S’il y a une fuite dans votre toit, vous pouvez choisir de l’ignorer. Mais chaque fois qu’il pleut, la fuite s’aggrave et endommage davantage de contreplaqué et de poutres de soutien. Il en va de même pour les problèmes importants de la vie. Ils ne disparaîtront pas, et plus vous vous en occupez tôt, moins vous aurez à vous en occuper. Supposons, par exemple, qu’un collègue de travail ou un membre de votre famille profite continuellement de vous – peut-être en vous empruntant de l’argent ou en vous faisant perdre votre temps par des plaintes incessantes et/ou des drames. Ignorer ces comportements dans l’espoir qu’ils cesseront bientôt est une « chimère ». Aussi difficile que cela puisse être, vous devez rester calme mais ferme. Chaque fois que l’on vous demande de l’argent ou du temps, vous n’en avez tout simplement pas à prêter ou à donner. Ils finiront par « passer à autre chose ». Lorsque vous continuez à ignorer des problèmes qui devraient être réglés, vous devenez rancunier, irritable et en colère – des émotions et des sentiments qui ne sont pas bons à avoir ! Mais lorsque vous les abordez et les résolvez, vous éprouvez un sentiment de soulagement, de confort et de paix – que pensez-vous de ces sentiments ?

2. Envie

Nous pouvons tous trouver d’autres personnes qui ont plus – plus d’argent, de meilleures relations, plus de succès professionnel, et nous pouvons choisir de dépenser notre énergie à envier tout ce que les autres ont. Et nous pouvons passer du temps à les envier. Il y a la famille du voisinage qui a toujours une nouvelle voiture, qui part en vacances et qui vit dans un « style » que nous convoitons. Il y a le collègue qui a obtenu une promotion que nous pensions mériter ; il y a l’ami qui a hérité d’une bonne affaire et qui vit maintenant une vie beaucoup plus « grande ». L’envie, bien que nous ne nous en rendions souvent pas compte, conduit au ressentiment et à l’insatisfaction qui masquent tous les aspects positifs de notre propre vie. C’est un ennemi difficile à transformer, mais vous pouvez y arriver. Commencez par dresser une liste de tout ce dont vous êtes reconnaissant. Vous constaterez qu’elle est assez longue. Combien d’autres personnes envieraient votre vie ? Pas mal, en fait ! Placez des affiches avec le mot « gratitude » dans des endroits facilement visibles de votre maison – sur le miroir de votre chambre, sur votre réfrigérateur – vous devez vous rappeler chaque jour que vous avez beaucoup de choses qui vous inspirent de la gratitude.
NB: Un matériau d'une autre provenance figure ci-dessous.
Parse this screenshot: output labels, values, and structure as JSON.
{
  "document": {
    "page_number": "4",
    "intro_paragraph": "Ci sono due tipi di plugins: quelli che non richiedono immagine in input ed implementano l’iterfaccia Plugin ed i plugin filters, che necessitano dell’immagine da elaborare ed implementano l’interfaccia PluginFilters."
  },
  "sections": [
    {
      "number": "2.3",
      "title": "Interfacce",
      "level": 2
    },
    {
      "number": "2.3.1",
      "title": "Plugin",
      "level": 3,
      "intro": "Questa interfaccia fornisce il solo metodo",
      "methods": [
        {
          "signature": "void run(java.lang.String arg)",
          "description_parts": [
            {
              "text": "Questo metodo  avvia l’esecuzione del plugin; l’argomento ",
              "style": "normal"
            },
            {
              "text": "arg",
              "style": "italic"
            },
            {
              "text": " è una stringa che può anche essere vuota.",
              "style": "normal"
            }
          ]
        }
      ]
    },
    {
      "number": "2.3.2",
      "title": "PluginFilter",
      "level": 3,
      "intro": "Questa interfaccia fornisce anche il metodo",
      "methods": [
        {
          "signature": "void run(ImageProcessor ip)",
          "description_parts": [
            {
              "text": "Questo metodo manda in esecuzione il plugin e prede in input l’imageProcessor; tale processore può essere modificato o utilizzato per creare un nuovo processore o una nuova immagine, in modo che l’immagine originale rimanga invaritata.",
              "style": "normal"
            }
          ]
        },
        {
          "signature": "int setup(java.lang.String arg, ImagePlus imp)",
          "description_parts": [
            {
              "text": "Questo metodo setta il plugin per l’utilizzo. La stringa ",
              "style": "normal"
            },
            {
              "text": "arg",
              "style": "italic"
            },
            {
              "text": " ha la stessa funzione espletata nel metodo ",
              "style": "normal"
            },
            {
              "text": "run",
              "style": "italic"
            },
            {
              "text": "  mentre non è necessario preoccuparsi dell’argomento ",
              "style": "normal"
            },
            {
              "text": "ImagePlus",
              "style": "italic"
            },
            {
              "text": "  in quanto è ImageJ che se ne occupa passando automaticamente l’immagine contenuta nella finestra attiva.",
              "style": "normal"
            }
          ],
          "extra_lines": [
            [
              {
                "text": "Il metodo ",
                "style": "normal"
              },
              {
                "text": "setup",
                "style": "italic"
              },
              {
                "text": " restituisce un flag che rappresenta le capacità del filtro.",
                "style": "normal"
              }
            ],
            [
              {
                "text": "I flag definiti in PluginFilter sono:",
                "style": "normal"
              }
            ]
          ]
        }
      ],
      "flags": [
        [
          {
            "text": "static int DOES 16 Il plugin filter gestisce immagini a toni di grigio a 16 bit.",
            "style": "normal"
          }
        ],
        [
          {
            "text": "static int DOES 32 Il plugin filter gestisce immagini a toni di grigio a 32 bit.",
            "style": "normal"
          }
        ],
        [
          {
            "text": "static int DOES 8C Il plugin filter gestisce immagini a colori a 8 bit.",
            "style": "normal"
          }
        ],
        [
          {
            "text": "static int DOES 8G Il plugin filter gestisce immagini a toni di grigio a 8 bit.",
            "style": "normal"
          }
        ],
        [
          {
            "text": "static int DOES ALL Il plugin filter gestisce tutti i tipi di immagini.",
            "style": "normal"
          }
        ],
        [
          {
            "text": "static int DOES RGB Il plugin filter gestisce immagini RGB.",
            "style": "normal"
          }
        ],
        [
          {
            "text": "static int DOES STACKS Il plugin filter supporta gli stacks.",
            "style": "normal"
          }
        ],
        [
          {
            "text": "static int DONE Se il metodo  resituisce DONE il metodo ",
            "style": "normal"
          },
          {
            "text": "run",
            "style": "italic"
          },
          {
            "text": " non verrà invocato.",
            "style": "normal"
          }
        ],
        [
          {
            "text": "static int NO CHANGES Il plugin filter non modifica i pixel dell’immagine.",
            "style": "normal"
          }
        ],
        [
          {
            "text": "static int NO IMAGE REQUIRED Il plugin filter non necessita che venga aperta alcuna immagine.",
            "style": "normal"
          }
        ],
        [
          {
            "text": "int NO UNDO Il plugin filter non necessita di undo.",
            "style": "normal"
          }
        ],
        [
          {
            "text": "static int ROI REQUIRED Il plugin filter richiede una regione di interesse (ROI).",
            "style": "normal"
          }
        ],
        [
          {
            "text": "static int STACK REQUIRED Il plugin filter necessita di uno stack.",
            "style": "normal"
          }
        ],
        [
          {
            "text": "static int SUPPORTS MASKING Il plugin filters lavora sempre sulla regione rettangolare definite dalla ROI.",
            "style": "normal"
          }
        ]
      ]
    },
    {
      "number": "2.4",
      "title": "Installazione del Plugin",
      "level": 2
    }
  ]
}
Plus vous vous concentrerez sur ces choses, moins vous vous concentrerez sur ce que les autres ont.

3. L’insécurité

Avez-vous besoin de tout contrôler ? Intimidez-vous les autres ? Détournez-vous les compliments ? Êtes-vous du genre à plaire aux gens, à toujours dire « oui » alors que vous voudriez plutôt dire « non » ? Vous mettez-vous sur la défensive lorsque les autres émettent des critiques constructives ou suggèrent que vous pourriez faire quelque chose différemment ? Ce sont tous des signes d’insécurité. L’insécurité est un ennemi profondément ancré, et il est difficile de le transformer. Il faut commencer par l’embrasser et l’accepter. En gardant cet ennemi très près de vous, vous pouvez apprendre à le connaître intimement ; vous pouvez voir les comportements qui en découlent, et vous pouvez inverser ces comportements au fur et à mesure qu’ils « remontent », un par un. C’est ainsi que l’on peut changer les habitudes d’insécurité. Vous êtes une personne unique dotée de merveilleuses qualités – commencez à les vivre !

4. L’indécision

On n’avance que lorsqu’on prend des décisions. Ne pas prendre de décision est paralysant, qu’il s’agisse de savoir quelle voiture acheter, quel travail accepter ou quelque chose d’aussi simple que de savoir de quelle couleur peindre un mur. Cet « ennemi » est facile à identifier, car vous êtes simplement bloqué, et vous faites alors ce qui suit :

  • Vous jouez à des jeux de « et si », en réfléchissant à chaque option, et vous ne vous arrêtez jamais.
  • Vous continuez à demander conseil aux autres et vous ne vous arrêtez jamais.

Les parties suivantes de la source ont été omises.